For a moment, the office was filled with the sound of breathing, boots shifting, paper rustling faintly under the pinned knife. Sico took a deep breath, let it out slowly, and allowed himself to meet their eyes again, one by one.

"This isn't going to be easy," he said, his voice quieter now, but carrying no less weight. "Fifty Super Mutants and twenty hounds is more than most settlements could even dream of facing down. But we aren't most settlements. We've fought too hard to build this place, to carve out a home from the ashes. If we back down now, if we let them mass and march, then everything we've built will burn. Our families, our people—they're counting on us to stand. And we will."

Sarah's chin lifted. "Damn right we will."

Preston gave a solemn nod. "You've got my word."

Robert adjusted his grip on his pistol, his eyes calm but resolute. "Then we'll bleed them in the shadows before they even know we're there."

MacCready shrugged, but the glint in his eyes was fierce. "Guess it's time to earn our pay again."

Piper, who had been silent until now, lowered her notepad slowly. Her voice, when it came, was softer, more tentative than the rest. "And what happens if… if it doesn't work? If they're too strong?"

The room stilled for a moment.

Sico looked at her, and though his face was hard, his voice carried something gentler. "Then we fight anyway. Because the only other option is to let them come to us on their terms. And I won't let that happen."

Piper swallowed, nodded once, and scribbled something quick on the page before her.

Sico straightened then, pulling the knife free from the map and folding the report shut with finality. The meeting wasn't over—far from it—but the orders had been given, the course set. He could see it in their faces, the mix of fear and determination, the quiet fire that burned in each of them.

"Preston, Sarah—you've got work to do. Robert, MacCready, you'll brief your Commandos before dusk. Piper…" His eyes softened for just a fraction. "Keep this quiet for now. The people don't need fear. They need strength. Once we have a plan, once we move, then you tell the story. Not before."

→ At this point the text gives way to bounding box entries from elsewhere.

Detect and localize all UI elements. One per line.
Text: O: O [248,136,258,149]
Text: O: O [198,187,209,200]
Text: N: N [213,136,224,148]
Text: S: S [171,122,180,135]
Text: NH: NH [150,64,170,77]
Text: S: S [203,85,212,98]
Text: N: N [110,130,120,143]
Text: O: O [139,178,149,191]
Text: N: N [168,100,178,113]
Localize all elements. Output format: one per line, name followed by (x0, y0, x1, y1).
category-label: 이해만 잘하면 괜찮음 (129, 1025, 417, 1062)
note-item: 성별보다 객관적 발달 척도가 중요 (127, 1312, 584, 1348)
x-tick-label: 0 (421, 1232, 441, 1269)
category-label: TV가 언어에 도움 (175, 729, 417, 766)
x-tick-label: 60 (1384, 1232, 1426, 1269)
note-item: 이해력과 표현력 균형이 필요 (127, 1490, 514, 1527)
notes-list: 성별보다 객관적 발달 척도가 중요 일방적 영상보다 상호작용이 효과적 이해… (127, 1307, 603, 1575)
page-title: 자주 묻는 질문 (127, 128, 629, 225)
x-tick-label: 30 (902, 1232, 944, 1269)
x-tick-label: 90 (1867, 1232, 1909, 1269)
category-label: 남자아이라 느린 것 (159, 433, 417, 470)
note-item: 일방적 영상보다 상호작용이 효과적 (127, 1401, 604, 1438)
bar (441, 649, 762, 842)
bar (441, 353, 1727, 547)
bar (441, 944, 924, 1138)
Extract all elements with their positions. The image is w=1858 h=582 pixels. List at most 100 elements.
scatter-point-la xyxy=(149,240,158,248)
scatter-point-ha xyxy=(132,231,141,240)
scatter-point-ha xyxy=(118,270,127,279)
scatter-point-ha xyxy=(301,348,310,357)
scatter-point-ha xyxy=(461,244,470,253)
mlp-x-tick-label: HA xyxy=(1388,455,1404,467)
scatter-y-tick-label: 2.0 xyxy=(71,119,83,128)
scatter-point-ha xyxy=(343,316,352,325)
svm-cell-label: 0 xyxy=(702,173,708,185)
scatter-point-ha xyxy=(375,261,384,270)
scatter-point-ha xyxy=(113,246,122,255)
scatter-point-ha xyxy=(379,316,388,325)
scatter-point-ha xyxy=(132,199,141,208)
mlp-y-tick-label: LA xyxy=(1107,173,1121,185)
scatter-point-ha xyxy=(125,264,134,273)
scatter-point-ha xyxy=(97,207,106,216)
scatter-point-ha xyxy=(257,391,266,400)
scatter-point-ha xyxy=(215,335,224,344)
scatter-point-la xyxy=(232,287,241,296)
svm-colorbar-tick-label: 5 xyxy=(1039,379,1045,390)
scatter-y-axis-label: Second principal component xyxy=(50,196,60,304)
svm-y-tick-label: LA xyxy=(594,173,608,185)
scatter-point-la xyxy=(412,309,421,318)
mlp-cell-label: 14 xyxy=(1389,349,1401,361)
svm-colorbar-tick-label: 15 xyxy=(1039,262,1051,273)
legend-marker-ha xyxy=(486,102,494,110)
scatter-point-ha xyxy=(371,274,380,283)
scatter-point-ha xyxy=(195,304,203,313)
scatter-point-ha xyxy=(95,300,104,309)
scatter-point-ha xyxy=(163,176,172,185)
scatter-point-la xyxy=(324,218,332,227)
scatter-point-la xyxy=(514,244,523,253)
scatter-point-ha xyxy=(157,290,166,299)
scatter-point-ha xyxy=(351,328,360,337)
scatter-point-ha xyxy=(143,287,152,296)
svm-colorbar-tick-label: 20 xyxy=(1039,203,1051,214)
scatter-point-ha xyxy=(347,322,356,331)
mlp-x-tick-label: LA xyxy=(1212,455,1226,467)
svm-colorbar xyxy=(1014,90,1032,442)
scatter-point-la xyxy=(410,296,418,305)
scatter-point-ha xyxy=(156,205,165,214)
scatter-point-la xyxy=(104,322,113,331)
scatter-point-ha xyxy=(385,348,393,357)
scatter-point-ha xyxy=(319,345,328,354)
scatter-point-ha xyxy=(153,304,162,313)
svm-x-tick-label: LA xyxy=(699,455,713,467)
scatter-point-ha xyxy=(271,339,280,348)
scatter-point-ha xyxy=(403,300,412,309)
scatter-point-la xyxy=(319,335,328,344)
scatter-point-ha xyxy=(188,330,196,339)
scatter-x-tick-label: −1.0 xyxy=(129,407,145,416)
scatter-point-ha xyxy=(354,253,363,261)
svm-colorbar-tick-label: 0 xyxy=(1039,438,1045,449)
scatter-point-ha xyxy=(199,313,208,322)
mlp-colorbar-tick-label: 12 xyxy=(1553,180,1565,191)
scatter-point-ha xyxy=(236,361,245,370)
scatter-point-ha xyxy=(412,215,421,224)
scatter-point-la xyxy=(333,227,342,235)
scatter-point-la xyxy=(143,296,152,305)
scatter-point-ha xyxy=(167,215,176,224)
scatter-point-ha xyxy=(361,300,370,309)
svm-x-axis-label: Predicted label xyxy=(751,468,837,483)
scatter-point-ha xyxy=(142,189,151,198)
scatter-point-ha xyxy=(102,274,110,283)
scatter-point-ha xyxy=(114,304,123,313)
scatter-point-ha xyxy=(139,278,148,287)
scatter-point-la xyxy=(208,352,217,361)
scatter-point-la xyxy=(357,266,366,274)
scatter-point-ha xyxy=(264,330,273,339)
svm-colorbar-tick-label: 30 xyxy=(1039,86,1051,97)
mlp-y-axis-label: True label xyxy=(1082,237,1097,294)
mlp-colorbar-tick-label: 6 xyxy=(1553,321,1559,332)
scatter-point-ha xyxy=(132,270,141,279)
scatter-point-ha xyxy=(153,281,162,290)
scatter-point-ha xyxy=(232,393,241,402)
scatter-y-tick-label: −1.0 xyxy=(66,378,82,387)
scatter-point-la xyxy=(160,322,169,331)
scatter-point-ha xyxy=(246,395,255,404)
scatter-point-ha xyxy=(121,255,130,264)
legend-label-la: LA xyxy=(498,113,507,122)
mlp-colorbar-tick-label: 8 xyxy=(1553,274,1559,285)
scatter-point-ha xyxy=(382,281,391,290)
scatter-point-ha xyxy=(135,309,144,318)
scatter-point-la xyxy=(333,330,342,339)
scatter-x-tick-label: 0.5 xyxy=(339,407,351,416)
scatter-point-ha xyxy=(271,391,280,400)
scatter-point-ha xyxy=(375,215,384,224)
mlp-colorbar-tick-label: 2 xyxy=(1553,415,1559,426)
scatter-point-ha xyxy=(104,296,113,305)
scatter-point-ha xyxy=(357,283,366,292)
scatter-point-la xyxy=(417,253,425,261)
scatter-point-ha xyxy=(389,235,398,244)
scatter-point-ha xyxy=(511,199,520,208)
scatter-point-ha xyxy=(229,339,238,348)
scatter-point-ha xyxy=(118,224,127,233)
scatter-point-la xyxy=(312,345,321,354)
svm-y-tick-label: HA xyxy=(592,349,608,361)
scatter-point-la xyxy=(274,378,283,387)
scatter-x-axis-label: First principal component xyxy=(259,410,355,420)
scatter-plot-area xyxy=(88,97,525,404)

Piper's lips pressed into a thin line, but she nodded. "Understood."

Sico leaned over the desk once more, his hands braced against the wood, his voice a final iron command. "Go. Make ready. Tonight we start bleeding them, and soon after… we wipe them out."

The group broke, each moving with purpose now, the weight of orders propelling them into motion. The office emptied one by one, until only Sico remained, the map spread before him like the battlefield it was.

________________________________________________

• Name: Sico

• Stats :

S: 8,44

P: 7,44

E: 8,44

C: 8,44

I: 9,44

A: 7,45

L: 7

• Skills: advance Mechanic, Science, and Shooting skills, intermediate Medical, Hand to Hand Combat, Lockpicking, Hacking, Persuasion, and Drawing Skills

• Inventory: 53.280 caps, 10mm Pistol, 1500 10mm rounds, 22 mole rats meat, 17 mole rats teeth, 1 fragmentation grenade, 6 stimpak, 1 rad x, 6 fusion core, computer blueprint, modern TV blueprint, camera recorder blueprint, 1 set of combat armor, Automatic Assault Rifle, 1.500 5.56mm rounds, power armor T51 blueprint, Electric Motorcycle blueprint, T-45 power armor, Minigun, 1.000 5mm rounds, Cryolator, 200 cryo cell, Machine Gun Turret Mk1 blueprint, electric car blueprint, Kellogg gun, Righteous Authority, Ashmaker, Furious Power Fist, Full set combat armor blueprint, M240 7.62mm machine guns blueprint, Automatic Assault Rifle blueprint, and Humvee blueprint.